If the single-attempt abort probability is bounded by q, then the expected number of signing queries is bounded by the corresponding geometric series.

theorem FiatShamirWithAbort.sign_expectedQueries_le_geometric {Stmt Wit Commit PrvState Chal Resp : Type} {rel : Stmt → Wit → Bool} (ids : IdenSchemeWithAbort Stmt Wit Commit PrvState Chal Resp rel) (M : Type) {m : Type → Type u} [Monad m] [MonadLiftT ProbComp m] [HasEvalPMF m] [LawfulMonad m] (hr : GenerableRelation Stmt Wit rel) (runtime : QueryRuntime (OracleSpec.ofFn fun (x : M × Commit) => Chal) m) (pk : Stmt) (sk : Wit) (msg : M) (maxAttempts : ℕ) : HasQuery.expectedQueries (fun [HasQuery (OracleSpec.ofFn fun (x : M × Commit) => Chal) (AddWriterT ℕ m)] => (FiatShamirWithAbort ids hr M maxAttempts).sign pk sk msg) runtime ≤ (1 - signAttemptAbortProbability ids M runtime pk sk msg)⁻¹

Specializing the geometric upper bound to the actual one-step abort probability yields the canonical infinite geometric upper bound on expected query count.

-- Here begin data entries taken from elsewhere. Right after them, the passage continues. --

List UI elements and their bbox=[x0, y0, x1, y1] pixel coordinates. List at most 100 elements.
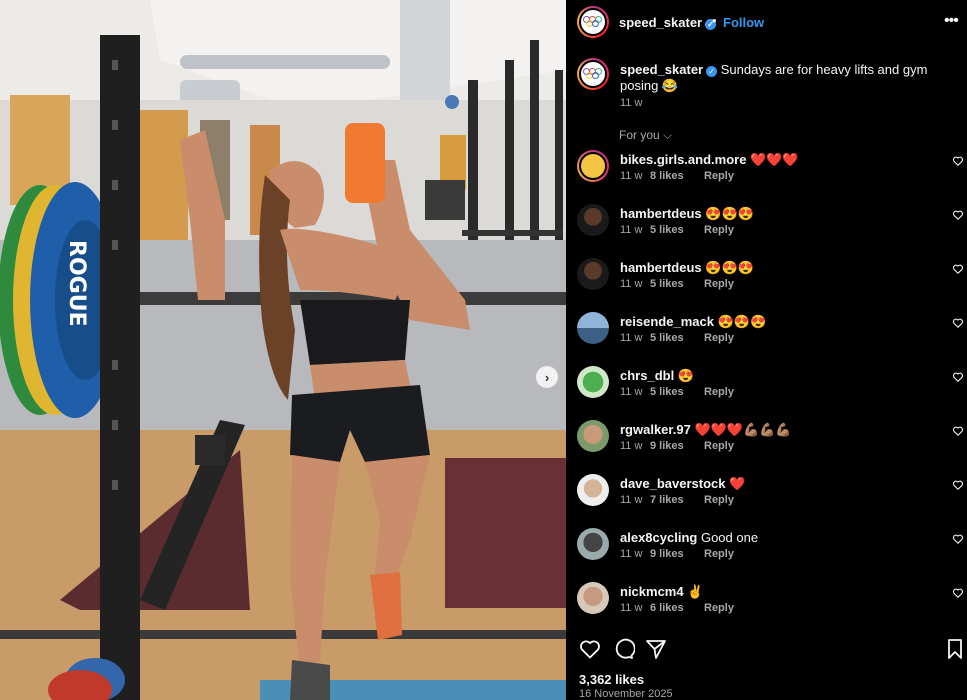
comment-body: ❤️ bbox=[729, 476, 746, 491]
separator-dot: • bbox=[712, 13, 717, 28]
comment-like-icon[interactable] bbox=[952, 317, 964, 329]
comment-row: dave_baverstock ❤️ 11 w 7 likes Reply bbox=[577, 474, 964, 524]
comment-text: hambertdeus 😍😍😍 bbox=[620, 206, 920, 221]
comment-time: 11 w bbox=[620, 278, 643, 290]
reply-button[interactable]: Reply bbox=[704, 386, 734, 398]
comment-likes[interactable]: 9 likes bbox=[650, 548, 704, 560]
bookmark-icon[interactable] bbox=[943, 637, 967, 661]
caption-username[interactable]: speed_skater bbox=[620, 62, 703, 77]
caption-time: 11 w bbox=[620, 97, 643, 109]
comment-row: nickmcm4 ✌️ 11 w 6 likes Reply bbox=[577, 582, 964, 632]
caption-avatar[interactable] bbox=[577, 58, 609, 90]
comment-likes[interactable]: 5 likes bbox=[650, 332, 704, 344]
reply-button[interactable]: Reply bbox=[704, 494, 734, 506]
comment-text: reisende_mack 😍😍😍 bbox=[620, 314, 920, 329]
comment-meta: 11 w 5 likes Reply bbox=[620, 332, 734, 344]
comment-text: dave_baverstock ❤️ bbox=[620, 476, 920, 491]
commenter-username[interactable]: dave_baverstock bbox=[620, 476, 726, 491]
comment-likes[interactable]: 5 likes bbox=[650, 386, 704, 398]
comment-likes[interactable]: 5 likes bbox=[650, 278, 704, 290]
comment-meta: 11 w 7 likes Reply bbox=[620, 494, 734, 506]
author-username-text[interactable]: speed_skater bbox=[619, 15, 702, 30]
comment-meta: 11 w 6 likes Reply bbox=[620, 602, 734, 614]
comment-like-icon[interactable] bbox=[952, 209, 964, 221]
comment-body: 😍😍😍 bbox=[705, 260, 754, 275]
reply-button[interactable]: Reply bbox=[704, 440, 734, 452]
reply-button[interactable]: Reply bbox=[704, 548, 734, 560]
comment-meta: 11 w 5 likes Reply bbox=[620, 386, 734, 398]
chevron-down-icon: ⌵ bbox=[663, 128, 673, 142]
like-icon[interactable] bbox=[578, 637, 602, 661]
comment-time: 11 w bbox=[620, 224, 643, 236]
avatar-image bbox=[579, 60, 607, 88]
commenter-username[interactable]: nickmcm4 bbox=[620, 584, 684, 599]
commenter-username[interactable]: hambertdeus bbox=[620, 206, 702, 221]
commenter-avatar[interactable] bbox=[577, 258, 609, 290]
comment-text: rgwalker.97 ❤️❤️❤️💪🏽💪🏽💪🏽 bbox=[620, 422, 920, 437]
comment-like-icon[interactable] bbox=[952, 533, 964, 545]
olympic-rings-icon bbox=[583, 16, 603, 28]
comment-likes[interactable]: 7 likes bbox=[650, 494, 704, 506]
more-horizontal-icon[interactable]: ••• bbox=[944, 12, 959, 30]
commenter-avatar[interactable] bbox=[577, 150, 609, 182]
commenter-avatar[interactable] bbox=[577, 528, 609, 560]
comment-text: bikes.girls.and.more ❤️❤️❤️ bbox=[620, 152, 920, 167]
commenter-avatar[interactable] bbox=[577, 582, 609, 614]
comment-like-icon[interactable] bbox=[952, 371, 964, 383]
caption-text: speed_skater ✓ Sundays are for heavy lift… bbox=[620, 62, 955, 94]
comment-icon[interactable] bbox=[611, 637, 635, 661]
comment-row: hambertdeus 😍😍😍 11 w 5 likes Reply bbox=[577, 204, 964, 254]
reply-button[interactable]: Reply bbox=[704, 224, 734, 236]
author-avatar[interactable] bbox=[577, 6, 609, 38]
comment-likes[interactable]: 5 likes bbox=[650, 224, 704, 236]
comment-filter-label: For you bbox=[619, 128, 660, 142]
comment-text: nickmcm4 ✌️ bbox=[620, 584, 920, 599]
post-date: 16 November 2025 bbox=[579, 688, 673, 700]
commenter-avatar[interactable] bbox=[577, 312, 609, 344]
commenter-avatar[interactable] bbox=[577, 420, 609, 452]
post-actions bbox=[566, 637, 967, 663]
commenter-avatar[interactable] bbox=[577, 366, 609, 398]
commenter-username[interactable]: alex8cycling bbox=[620, 530, 697, 545]
comment-time: 11 w bbox=[620, 602, 643, 614]
comment-like-icon[interactable] bbox=[952, 263, 964, 275]
comment-like-icon[interactable] bbox=[952, 155, 964, 167]
reply-button[interactable]: Reply bbox=[704, 278, 734, 290]
commenter-avatar[interactable] bbox=[577, 204, 609, 236]
comment-filter-dropdown[interactable]: For you ⌵ bbox=[619, 128, 672, 143]
comment-row: hambertdeus 😍😍😍 11 w 5 likes Reply bbox=[577, 258, 964, 308]
comment-text: chrs_dbl 😍 bbox=[620, 368, 920, 383]
post-photo[interactable]: ROGUE › bbox=[0, 0, 566, 700]
comment-body: Good one bbox=[700, 530, 759, 545]
comment-meta: 11 w 9 likes Reply bbox=[620, 548, 734, 560]
commenter-username[interactable]: hambertdeus bbox=[620, 260, 702, 275]
commenter-avatar[interactable] bbox=[577, 474, 609, 506]
svg-text:ROGUE: ROGUE bbox=[64, 240, 89, 327]
comment-like-icon[interactable] bbox=[952, 587, 964, 599]
commenter-username[interactable]: bikes.girls.and.more bbox=[620, 152, 746, 167]
comment-like-icon[interactable] bbox=[952, 425, 964, 437]
author-username[interactable]: speed_skater ✓ bbox=[619, 15, 717, 30]
reply-button[interactable]: Reply bbox=[704, 332, 734, 344]
olympic-rings-icon bbox=[583, 68, 603, 80]
comment-like-icon[interactable] bbox=[952, 479, 964, 491]
comment-likes[interactable]: 9 likes bbox=[650, 440, 704, 452]
share-icon[interactable] bbox=[644, 637, 668, 661]
next-image-button[interactable]: › bbox=[536, 366, 558, 388]
comment-body: 😍😍😍 bbox=[717, 314, 767, 329]
comment-row: reisende_mack 😍😍😍 11 w 5 likes Reply bbox=[577, 312, 964, 362]
comment-meta: 11 w 5 likes Reply bbox=[620, 278, 734, 290]
commenter-username[interactable]: reisende_mack bbox=[620, 314, 714, 329]
comment-time: 11 w bbox=[620, 386, 643, 398]
follow-button[interactable]: Follow bbox=[723, 15, 764, 30]
avatar-image bbox=[579, 8, 607, 36]
chevron-right-icon: › bbox=[544, 369, 550, 385]
reply-button[interactable]: Reply bbox=[704, 602, 734, 614]
likes-count[interactable]: 3,362 likes bbox=[579, 672, 644, 687]
commenter-username[interactable]: rgwalker.97 bbox=[620, 422, 691, 437]
reply-button[interactable]: Reply bbox=[704, 170, 734, 182]
commenter-username[interactable]: chrs_dbl bbox=[620, 368, 674, 383]
comment-time: 11 w bbox=[620, 332, 643, 344]
comment-likes[interactable]: 6 likes bbox=[650, 602, 704, 614]
comment-likes[interactable]: 8 likes bbox=[650, 170, 704, 182]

theorem FiatShamirWithAbort.verify_expectedQueryCost_eq {Stmt Wit Commit PrvState Chal Resp : Type} {rel : Stmt → Wit → Bool} (ids : IdenSchemeWithAbort Stmt Wit Commit PrvState Chal Resp rel) (M : Type) {m : Type → Type u} [Monad m] [MonadLiftT ProbComp m] [HasEvalPMF m] [LawfulMonad m] (hr : GenerableRelation Stmt Wit rel) {ω : Type} [AddMonoid ω] [Preorder ω] (runtime : QueryRuntime (OracleSpec.ofFn fun (x : M × Commit) => Chal) m) (pk : Stmt) (msg : M) (sig : Option (Commit × Resp)) (costFn : M × Commit → ω) (val : ω → ENNReal) (hval : Monotone val) (maxAttempts : ℕ) : HasQuery.expectedQueryCost (fun [HasQuery (OracleSpec.ofFn fun (x : M × Commit) => Chal) (AddWriterT ω m)] => (FiatShamirWithAbort ids hr M maxAttempts).verify pk msg sig) runtime costFn val = match sig with | none => val 0 | some (w', snd) => val (costFn (msg, w'))

Verification has expected weighted query cost equal to the cost of the single verification query when a signature is present, and 0 when the signature is none.